Devant une telle situation, la résiliation peut être une solution appropriée
pour mettre fin à une relation contractuelle qui se détériore de plus en plus.
2185. Le lien de confiance peut être aussi rompu entre les parties suite à l’omission
par le client de dévoiler à l’entrepreneur ou au prestataire de services des
informations importantes, empêchant celui-ci d’exécuter les travaux ou les
prestations prévues conformément aux règles de l’art.
En fait, lorsque l’intégrité et l’éthique du client sont mises en doute, l’entrepreneur
ou le prestataire de services doit avoir le droit de mettre fin à son contrat.
2186. La modification substantielle du contrat par le client sans le
consentement de l’entrepreneur ou du prestataire de services constitue
également une base suffisante pour justifier sa résiliation par ce dernier.
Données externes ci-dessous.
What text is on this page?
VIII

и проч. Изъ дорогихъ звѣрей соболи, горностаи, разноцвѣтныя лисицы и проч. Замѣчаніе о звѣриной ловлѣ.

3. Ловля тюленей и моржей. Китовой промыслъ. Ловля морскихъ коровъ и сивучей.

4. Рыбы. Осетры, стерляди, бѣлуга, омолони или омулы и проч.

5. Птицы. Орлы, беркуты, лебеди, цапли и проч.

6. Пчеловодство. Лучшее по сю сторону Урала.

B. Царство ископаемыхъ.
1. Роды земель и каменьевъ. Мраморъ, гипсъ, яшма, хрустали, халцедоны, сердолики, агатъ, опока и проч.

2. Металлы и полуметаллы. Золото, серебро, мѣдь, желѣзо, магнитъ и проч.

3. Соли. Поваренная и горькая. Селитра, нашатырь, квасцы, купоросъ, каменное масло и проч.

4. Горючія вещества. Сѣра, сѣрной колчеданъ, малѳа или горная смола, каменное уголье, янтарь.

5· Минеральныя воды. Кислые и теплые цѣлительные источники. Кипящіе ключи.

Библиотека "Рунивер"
Ainsi, lorsque le client modifie unilatéralement l’objet des obligations prévues dans le contrat en cours d’exécution
des travaux ou des prestations, l’entrepreneur ou le prestataire de services
est en droit de le résilier puisqu’une telle modification peut rompre l’équilibre
contractuel établi lors des négociations. C’est le cas notamment lorsque l’une
des considérations essentielles à la conclusion du contrat par l’entrepreneur
ou le prestataire de services a été modifiée unilatéralement par le client
alors que cette modification a pour conséquence d’augmenter de façon
significative le coût des travaux ou des prestations qui était initialement convenu
entre les parties. Tel est également le
cas lorsque le client, malgré l’opposition de son cocontractant, reporte de
manière unilatérale la date de paiement du prix du contrat. Le fait que le
client manifeste clairement son intention de ne pas respecter les termes du
contrat constitue aussi un motif sérieux justifiant la résiliation du contrat
[Page 831]
par l’entrepreneur.
Cependant, pour justifier la résiliation du contrat, il doit y avoir un
changement majeur apporté à celui-ci par le client.
2187. Le départ d’une
personne ayant permis au soumissionnaire d’obtenir l’attribution d’un contrat
ne peut être un motif valable justifiant la résiliation du contrat par l’entrepreneur
à moins de faire la preuve que ce départ était imprévisible et le remplacement
de la personne était impossible. Dans le cas où le
départ de cette personne était dû au comportement de l’entrepreneur et que
celui-ci aurait pu l’éviter, la résiliation du contrat peut être considérée
injustifiée.
2188. Le défaut de
s’entendre sur la date d’exécution des travaux peut également constituer un
motif sérieux lorsque cette date n’était pas prévue au contrat, mais devait
faire l’objet d’une entente postérieure. Ainsi, lorsque le client impose une
date limite à l’entrepreneur pour finaliser les travaux et que celui-ci n’est
pas en mesure de les faire en raison des engagements qu’il a déjà pris envers d’autres,
l’exigence du client et son défaut de démontrer de la souplesse constituent des
motifs sérieux permettant à l’entrepreneur de résilier unilatéralement son
contrat en vertu de l’article 2126 C.c.Q.
2189. Dans le cas
où les travaux demandés par le client s’avèrent périlleux, l’entrepreneur a non
seulement le droit, mais l’obligation de refuser l’exécution de ces travaux.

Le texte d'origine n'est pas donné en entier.